On June 25, the Commission for Childcare Reform, headed up by Colin McLean, published its final report and recommendations. These offer us a bold and innovative vision for the shake-up and redesign of our childcare system in a way that will better answer the needs of all children and parents, meeting childcare requirements with flexibility and increased choice. Delivery of this vision will require co-operation across the political spectrum – it will also demand real collaboration and greater flexibility by those tasked to provide childcare – and local authorities must lead the transformation – starting with their own services. We know from past experience that political consensus can move mountains. Parliament successfully increased the care leaving age precisely because parties put aside their differences and unified around a radical vision for how we support looked after children. It is clear that we need similar consensus around the future of childcare.
To this end we ask all of Scotland’s political parties to commit, over the life of the next parliament, to delivering the vision laid out in the recommendations of the McLean commission.
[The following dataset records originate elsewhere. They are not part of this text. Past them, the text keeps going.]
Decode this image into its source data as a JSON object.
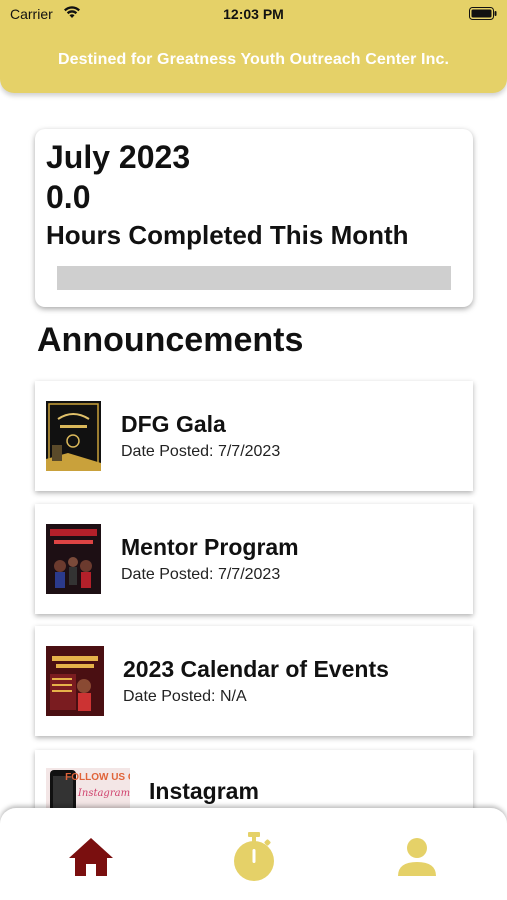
{
  "status_bar": {
    "carrier": "Carrier",
    "time": "12:03 PM"
  },
  "header": {
    "title": "Destined for Greatness Youth Outreach Center Inc."
  },
  "hours_card": {
    "month": "July 2023",
    "hours": "0.0",
    "caption": "Hours Completed This Month",
    "progress_fraction": 0.0
  },
  "announcements_heading": "Announcements",
  "announcements": [
    {
      "title": "DFG Gala",
      "date": "Date Posted: 7/7/2023",
      "thumb_icon": "gala-flyer-thumbnail"
    },
    {
      "title": "Mentor Program",
      "date": "Date Posted: 7/7/2023",
      "thumb_icon": "mentor-flyer-thumbnail"
    },
    {
      "title": "2023 Calendar of Events",
      "date": "Date Posted: N/A",
      "thumb_icon": "calendar-flyer-thumbnail"
    },
    {
      "title": "Instagram",
      "date": "",
      "thumb_icon": "instagram-flyer-thumbnail",
      "thumb_text": "FOLLOW US ON"
    }
  ],
  "tab_bar": {
    "items": [
      {
        "name": "home",
        "icon": "home-icon",
        "active": true
      },
      {
        "name": "timer",
        "icon": "stopwatch-icon",
        "active": false
      },
      {
        "name": "profile",
        "icon": "person-icon",
        "active": false
      }
    ]
  },
  "colors": {
    "accent": "#e5d168",
    "active_tab": "#7a0f0f",
    "inactive_tab": "#e5d168",
    "progress_track": "#cfcfcf"
  }
}
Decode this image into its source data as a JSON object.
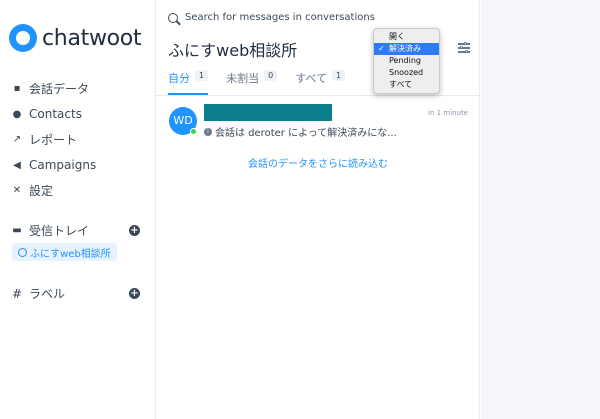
{
  "sidebar": {
    "logo_text": "chatwoot",
    "nav": [
      {
        "label": "会話データ",
        "icon": "chat-icon"
      },
      {
        "label": "Contacts",
        "icon": "person-icon"
      },
      {
        "label": "レポート",
        "icon": "chart-icon"
      },
      {
        "label": "Campaigns",
        "icon": "megaphone-icon"
      },
      {
        "label": "設定",
        "icon": "tools-icon"
      }
    ],
    "inboxes_label": "受信トレイ",
    "inbox_item": "ふにすweb相談所",
    "labels_label": "ラベル"
  },
  "panel": {
    "search_placeholder": "Search for messages in conversations",
    "title": "ふにすweb相談所",
    "tabs": [
      {
        "label": "自分",
        "count": "1"
      },
      {
        "label": "未割当",
        "count": "0"
      },
      {
        "label": "すべて",
        "count": "1"
      }
    ],
    "conversation": {
      "avatar_initials": "WD",
      "time": "in 1 minute",
      "preview": "会話は deroter によって解決済みにな..."
    },
    "load_more": "会話のデータをさらに読み込む"
  },
  "status_dropdown": {
    "options": [
      "開く",
      "解決済み",
      "Pending",
      "Snoozed",
      "すべて"
    ],
    "selected": "解決済み"
  },
  "colors": {
    "accent": "#1f93ff",
    "redacted_name": "#0b7f90",
    "online": "#44ce4b"
  }
}
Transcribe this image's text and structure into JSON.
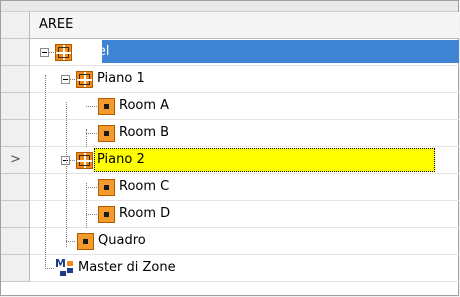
{
  "header": {
    "column_title": "AREE"
  },
  "tree": {
    "nodes": [
      {
        "label": "Hotel",
        "icon": "group-icon",
        "state": "selected"
      },
      {
        "label": "Piano 1",
        "icon": "group-icon"
      },
      {
        "label": "Room A",
        "icon": "room-icon"
      },
      {
        "label": "Room B",
        "icon": "room-icon"
      },
      {
        "label": "Piano 2",
        "icon": "group-icon",
        "state": "current"
      },
      {
        "label": "Room C",
        "icon": "room-icon"
      },
      {
        "label": "Room D",
        "icon": "room-icon"
      },
      {
        "label": "Quadro",
        "icon": "room-icon"
      },
      {
        "label": "Master di Zone",
        "icon": "master-zone-icon"
      }
    ]
  },
  "row_indicator": {
    "symbol": ">",
    "row": 5
  },
  "colors": {
    "selection": "#3f84d4",
    "current_highlight": "#ffff00",
    "icon_orange": "#f08a1a",
    "master_blue": "#1a3a8a"
  }
}
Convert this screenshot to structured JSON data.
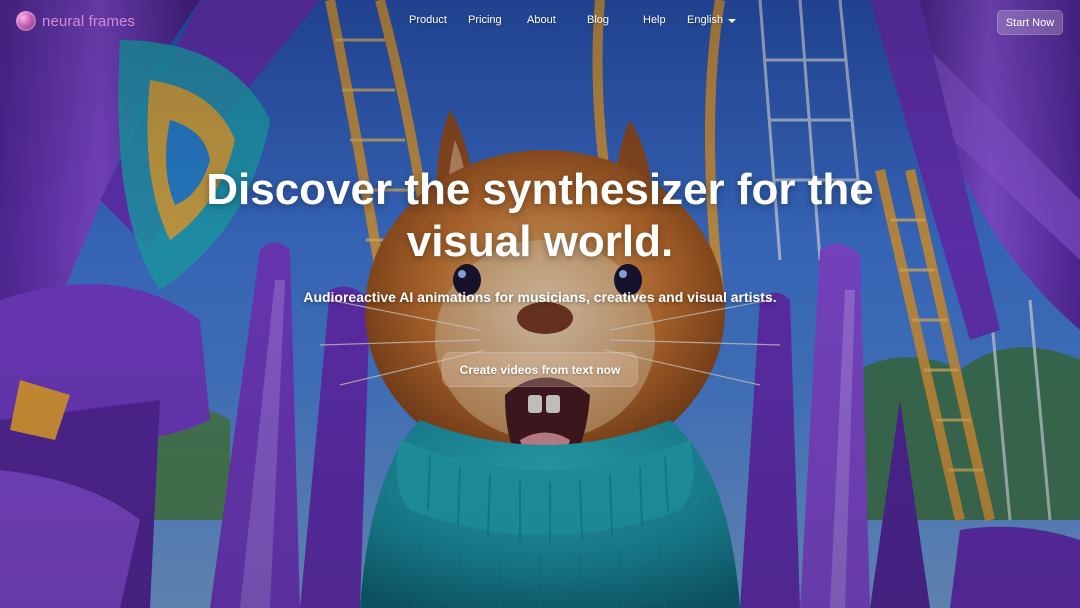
{
  "brand": {
    "name": "neural frames",
    "logo_icon": "neural-frames-logo-icon",
    "color": "#d489d8"
  },
  "nav": {
    "items": [
      {
        "label": "Product"
      },
      {
        "label": "Pricing"
      },
      {
        "label": "About"
      },
      {
        "label": "Blog"
      },
      {
        "label": "Help"
      }
    ],
    "language": {
      "label": "English",
      "icon": "chevron-down-icon"
    },
    "start_button": {
      "label": "Start Now"
    }
  },
  "hero": {
    "title": "Discover the synthesizer for the visual world.",
    "subtitle": "Audioreactive AI animations for musicians, creatives and visual artists.",
    "cta_label": "Create videos from text now"
  },
  "colors": {
    "sky": "#3b6fd6",
    "ride_purple": "#7a3fd0",
    "track_orange": "#e6a33a",
    "sweater_teal": "#1fa6b5",
    "fur_orange": "#c9742e"
  }
}
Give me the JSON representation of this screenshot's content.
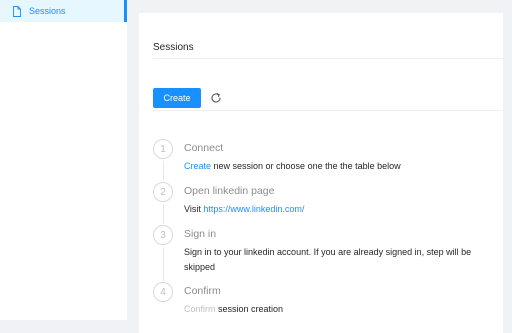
{
  "sidebar": {
    "items": [
      {
        "label": "Sessions",
        "icon": "file-icon"
      }
    ]
  },
  "card": {
    "title": "Sessions",
    "create_label": "Create",
    "reload_icon": "reload-icon"
  },
  "steps": [
    {
      "number": "1",
      "title": "Connect",
      "desc_link": "Create",
      "desc_text": " new session or choose one the the table below"
    },
    {
      "number": "2",
      "title": "Open linkedin page",
      "desc_text": "Visit ",
      "desc_link": "https://www.linkedin.com/"
    },
    {
      "number": "3",
      "title": "Sign in",
      "desc_text": "Sign in to your linkedin account. If you are already signed in, step will be skipped"
    },
    {
      "number": "4",
      "title": "Confirm",
      "desc_link": "Confirm",
      "desc_text": " session creation"
    }
  ],
  "colors": {
    "accent": "#1890ff",
    "background": "#f0f2f5",
    "muted": "#bfbfbf"
  }
}
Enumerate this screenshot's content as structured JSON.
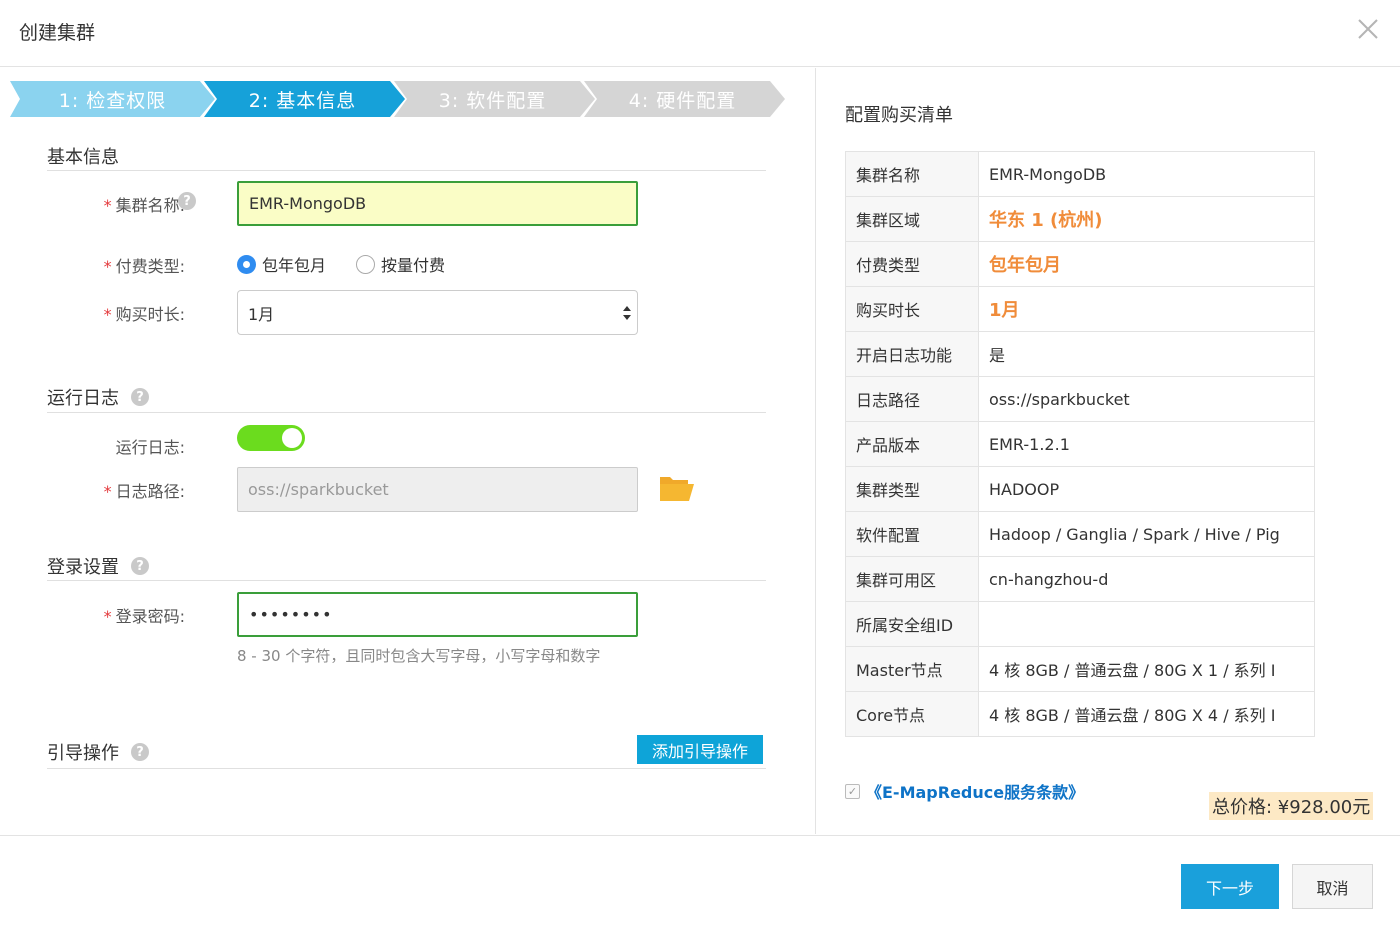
{
  "dialog": {
    "title": "创建集群"
  },
  "steps": [
    {
      "label": "1:  检查权限",
      "state": "done"
    },
    {
      "label": "2:  基本信息",
      "state": "active"
    },
    {
      "label": "3:  软件配置",
      "state": "pending"
    },
    {
      "label": "4:  硬件配置",
      "state": "pending"
    }
  ],
  "basic": {
    "section_title": "基本信息",
    "cluster_name_label": "集群名称:",
    "cluster_name_value": "EMR-MongoDB",
    "pay_type_label": "付费类型:",
    "pay_options": [
      "包年包月",
      "按量付费"
    ],
    "pay_selected": "包年包月",
    "duration_label": "购买时长:",
    "duration_value": "1月"
  },
  "log": {
    "section_title": "运行日志",
    "toggle_label": "运行日志:",
    "toggle_on": true,
    "path_label": "日志路径:",
    "path_value": "oss://sparkbucket"
  },
  "login": {
    "section_title": "登录设置",
    "password_label": "登录密码:",
    "password_value": "••••••••",
    "hint": "8 - 30 个字符，且同时包含大写字母，小写字母和数字"
  },
  "bootstrap": {
    "section_title": "引导操作",
    "add_button": "添加引导操作"
  },
  "required_mark": "*",
  "help_glyph": "?",
  "summary": {
    "title": "配置购买清单",
    "rows": [
      {
        "k": "集群名称",
        "v": "EMR-MongoDB",
        "hl": false
      },
      {
        "k": "集群区域",
        "v": "华东 1 (杭州)",
        "hl": true
      },
      {
        "k": "付费类型",
        "v": "包年包月",
        "hl": true
      },
      {
        "k": "购买时长",
        "v": "1月",
        "hl": true
      },
      {
        "k": "开启日志功能",
        "v": "是",
        "hl": false
      },
      {
        "k": "日志路径",
        "v": "oss://sparkbucket",
        "hl": false
      },
      {
        "k": "产品版本",
        "v": "EMR-1.2.1",
        "hl": false
      },
      {
        "k": "集群类型",
        "v": "HADOOP",
        "hl": false
      },
      {
        "k": "软件配置",
        "v": "Hadoop / Ganglia / Spark / Hive / Pig",
        "hl": false
      },
      {
        "k": "集群可用区",
        "v": "cn-hangzhou-d",
        "hl": false
      },
      {
        "k": "所属安全组ID",
        "v": "",
        "hl": false
      },
      {
        "k": "Master节点",
        "v": "4 核 8GB / 普通云盘 / 80G X 1 / 系列 I",
        "hl": false
      },
      {
        "k": "Core节点",
        "v": "4 核 8GB / 普通云盘 / 80G X 4 / 系列 I",
        "hl": false
      }
    ],
    "agreement": "《E-MapReduce服务条款》",
    "agreement_checked": true,
    "total": "总价格: ¥928.00元"
  },
  "footer": {
    "next": "下一步",
    "cancel": "取消"
  },
  "colors": {
    "step_done": "#8bd3ef",
    "step_active": "#16a1d9",
    "step_pending": "#d5d5d5",
    "highlight": "#f08c3a",
    "toggle_on": "#6bdc1e",
    "primary_button": "#1aa0db"
  }
}
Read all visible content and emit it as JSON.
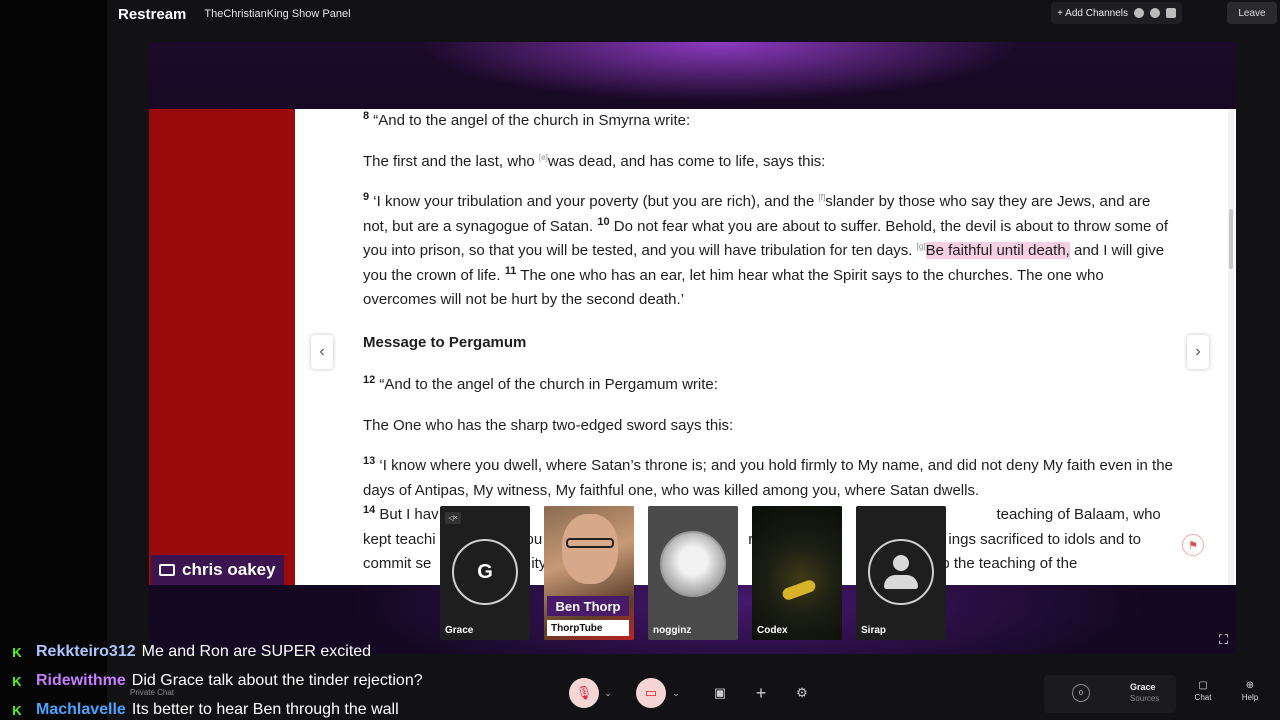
{
  "topbar": {
    "brand": "Restream",
    "show_name": "TheChristianKing Show Panel",
    "add_channels": "+ Add Channels",
    "leave": "Leave"
  },
  "document": {
    "v8_num": "8",
    "v8_text": " “And to the angel of the church in Smyrna write:",
    "line_b": "The first and the last, who ",
    "fn_e": "[e]",
    "line_b2": "was dead, and has come to life, says this:",
    "v9_num": "9",
    "v9_a": " ‘I know your tribulation and your poverty (but you are rich), and the ",
    "fn_f": "[f]",
    "v9_b": "slander by those who say they are Jews, and are not, but are a synagogue of Satan. ",
    "v10_num": "10",
    "v10_text": " Do not fear what you are about to suffer. Behold, the devil is about to throw some of you into prison, so that you will be tested, and you will have tribulation for ten days. ",
    "fn_g": "[g]",
    "highlight": "Be faithful until death,",
    "v10_end": " and I will give you the crown of life. ",
    "v11_num": "11",
    "v11_text": " The one who has an ear, let him hear what the Spirit says to the churches. The one who overcomes will not be hurt by the second death.’",
    "heading": "Message to Pergamum",
    "v12_num": "12",
    "v12_text": " “And to the angel of the church in Pergamum write:",
    "line_sword": "The One who has the sharp two-edged sword says this:",
    "v13_num": "13",
    "v13_text": " ‘I know where you dwell, where Satan’s throne is; and you hold firmly to My name, and did not deny My faith even in the days of Antipas, My witness, My faithful one, who was killed among you, where Satan dwells.",
    "v14_num": "14",
    "v14_a": " But I hav",
    "v14_b": "gs",
    "v14_c": "b",
    "v14_d": "a",
    "v14_e": "e",
    "v14_f": "teaching of Balaam, who",
    "v14_line2a": "kept teachi",
    "v14_line2b": "ou",
    "v14_line2c": "re",
    "v14_line2d": "sra",
    "v14_line2e": "ings sacrificed to idols and to",
    "v14_line3a": "commit se",
    "v14_line3b": "ity",
    "v14_line3c": "o the teaching of the"
  },
  "presenter": {
    "name": "chris oakey"
  },
  "participants": [
    {
      "name": "Grace",
      "initial": "G"
    },
    {
      "name": "Ben Thorp",
      "sub": "ThorpTube"
    },
    {
      "name": "nogginz"
    },
    {
      "name": "Codex"
    },
    {
      "name": "Sirap"
    }
  ],
  "chat": [
    {
      "user": "Rekkteiro312",
      "color": "#a9c6ff",
      "message": "Me and Ron are SUPER excited"
    },
    {
      "user": "Ridewithme",
      "color": "#c77dff",
      "message": "Did Grace talk about the tinder rejection?"
    },
    {
      "user": "Machlavelle",
      "color": "#4aa3ff",
      "message": "Its better to hear Ben through the wall"
    }
  ],
  "chat_badge": "K",
  "private_chat": "Private Chat",
  "controls": {
    "rec_count": "0",
    "grace": "Grace",
    "sources": "Sources",
    "chat": "Chat",
    "help": "Help"
  },
  "icons": [
    "screen-share-icon",
    "mic-muted-icon",
    "camera-off-icon",
    "present-icon",
    "plus-icon",
    "settings-icon",
    "chat-icon",
    "help-icon",
    "fullscreen-icon",
    "pdf-icon"
  ]
}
Scotland can do without more party political divisions on universally funded childcare hours, but it cannot do without a comprehensive and transformative shift in how we deliver childcare in this country.
SallyAnn Kelly, chief executive, Aberlour – Scotland’s Children’s Charity; Martin Crewe, director, Barnardos Scotland; Alison Todd, chief executive, Children1st; Ann McKenzie, deputy director, One Parent Families Scotland’
Clare Simpson, project manager, Parenting Across Scotland,
c/o 5Shandwick, Place, Edinburgh.
DAVID Crawford (Letters, July 11) suggests that parents should be better supported by the state to look after their children at home. The children's cognitive skills, intellect and personality would then be better developed as in the past. I have no idea if yesterday's boys and girls generally really were ahead in these capabilities, my limited remembrance of my early 1940s experience is no guide although my mother was stay-at-home: but we do read that for many decades now getting on for a fifth of adults struggle with literacy and numeracy, current school leavers still do too; even universities contemplate remedial courses for new students.
Nonetheless every year hundreds of thousands more students complete high-level courses and training. Britain's international reputation for creativity, inventiveness and financial wizardry doesn't seem to be impaired. Then again considerable disparities at home can leave some of the very young at a disadvantage which then carries on well into later years. That consideration alone impels another look at setting up a national early-years pre-school development programme working to a professionally-assessed curriculum in dedicated premises - that indeed takes the youngsters away from their parents but does in principle equalise getting the best out of subsequent school proper.
All the state money now available for childcare could be wasted unless such an approach is adopted - as it has been successfully in other countries.
Joe Darby,
Glenburn, St Martins Mill, Cullicudden, Dingwall.